Eurosport - dom, 20 apr 22:33:00 2008
L'Inter batte 1-0 il Torino nel posticipo della 34a giornata di Serie A e si porta a +6 dalla Roma a quattro turni dalla fine del campionato. Decide una rete del Jardinero (29') per matare un buon Torino, rianimato dalla cura De Biasi
Un'Inter 'operaia', dalla mentalità da provinciale ma concreta, vince per 1-0 in casa del Torino e mette una seria ipoteca sul campionato. Mancini sceglie Balotelli e Stankovic alle spalle di Cruz, con Materazzi che vince il ballottaggio in difesa con Cesar. Nel Torino, che riabbraccia Gianni De Biasi richiamato da Cairo per sostituire Novellino, Grella si aggiudica una maglia da titolare ai danni di Barone. L'ex tecnico del Levante, alla sua terza esperienza sulla panchina del Toro, sceglie Stellone in avanti supportato dal folletto Rosina.
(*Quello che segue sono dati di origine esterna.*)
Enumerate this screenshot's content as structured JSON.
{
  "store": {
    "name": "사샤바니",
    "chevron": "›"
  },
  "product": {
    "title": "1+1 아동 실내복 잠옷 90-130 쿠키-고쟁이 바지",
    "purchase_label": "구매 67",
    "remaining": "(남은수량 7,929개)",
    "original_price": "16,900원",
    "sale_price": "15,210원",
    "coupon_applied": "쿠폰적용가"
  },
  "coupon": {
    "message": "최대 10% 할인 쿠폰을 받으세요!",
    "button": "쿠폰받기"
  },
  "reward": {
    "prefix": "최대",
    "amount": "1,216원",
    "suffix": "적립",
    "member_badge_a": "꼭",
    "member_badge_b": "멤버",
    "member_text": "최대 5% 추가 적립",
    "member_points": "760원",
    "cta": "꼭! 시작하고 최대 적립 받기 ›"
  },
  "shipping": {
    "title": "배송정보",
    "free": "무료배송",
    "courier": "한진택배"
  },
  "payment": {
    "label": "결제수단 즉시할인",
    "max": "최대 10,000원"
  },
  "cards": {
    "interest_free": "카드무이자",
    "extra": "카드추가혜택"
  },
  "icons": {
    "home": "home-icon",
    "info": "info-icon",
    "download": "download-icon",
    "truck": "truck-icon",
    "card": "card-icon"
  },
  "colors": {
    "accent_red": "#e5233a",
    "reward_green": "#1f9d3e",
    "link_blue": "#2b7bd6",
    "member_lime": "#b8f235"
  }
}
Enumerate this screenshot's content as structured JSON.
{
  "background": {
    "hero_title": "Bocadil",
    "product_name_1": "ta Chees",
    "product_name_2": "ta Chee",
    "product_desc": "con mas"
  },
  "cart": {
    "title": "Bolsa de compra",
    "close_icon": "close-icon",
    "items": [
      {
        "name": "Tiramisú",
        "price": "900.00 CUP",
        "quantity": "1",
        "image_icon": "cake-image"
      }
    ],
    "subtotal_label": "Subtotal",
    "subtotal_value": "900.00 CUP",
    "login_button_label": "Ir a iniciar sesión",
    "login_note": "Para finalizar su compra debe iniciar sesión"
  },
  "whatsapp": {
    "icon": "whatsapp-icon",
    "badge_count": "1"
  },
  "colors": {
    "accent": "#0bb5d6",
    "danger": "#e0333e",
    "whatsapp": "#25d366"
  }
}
Nei primi 25 minuti è il Torino a fare la partita, con Diana e Rosina che fanno terra bruciata sul fianco destro dell'Inter. Il numero 10 granata sfiora il bersaglio grosso dopo appena 60 secondi, ma il suo sinistro dal limite sfiora il palo alla destra di Julio Cesar. Il Toro continua a spingere e al 12' il tiro di Stellone fa venire i capelli bianchi a il portiere brasiliano dell'Inter che 4' minuti dopo vede sfilare fuori di un nulla l'ennesimo sinistro dal limite di Rosina. L'Inter fatica a guadagnare metri, con Cruz e Balotelli troppo isolati in avanti. I campioni d'Italia, però, passano alla prima e vera occasione: sugli sviluppi di un calcio d'angolo, Dellafiore si dimentica Cruz che da due passi buca Fontana con un colpo di testa in tuffo (29'). L'Inter potrebbe anche raddoppiare 4 minuti dopo ma il destro di Balotelli, leggermente deviato da Di Loreto, si stampa sul palo alla sinistra di un Fontana immobile. Ultima giocata di SuperMario, visto che 5 minuti dopo Mancini decide, a sorpresa, di toglierlo inserendo Cesar. Il tecnico nerazzurro ridisegna la sua squadra con un abbotonatissimo 4-5-1, con Cesar e Stankovic a supporto dell'isolatissimo Cruz.
A dispetto della prima frazione, il secondo tempo regala veramente pochissime emozioni. Il Toro non riesce a ripetere il grande avvio di partita, mentre i nerazzurri amministrano con più disinvoltura il possesso palla grazie a un modulo corretto più volte da Mancini. La pioggia continua a cadere copiosa sul terreno di gioco, mentre in campo lo spettacolo latita.
De Biasi prova l'assalto finale inserendo Ventola per Motta, ma per il Torino rimarrà solo il segnale comunque confortante di una gara di grande sacrificio e di spessore tecnico adeguato alla missione salvezza. Al 90' l'ultimo brivido del match, con Cesar che si divora il 2-0 a porta libera.
Al triplice fischio finale di Moranti, scoppia la festa dei giocatori nerazzurri che, con 6 punti sulla Roma a quattro turni dalla fine, si sentono il tricolore saldamente in tasca. E in questi casi, anche una prestazione modesta passa in secondo piano.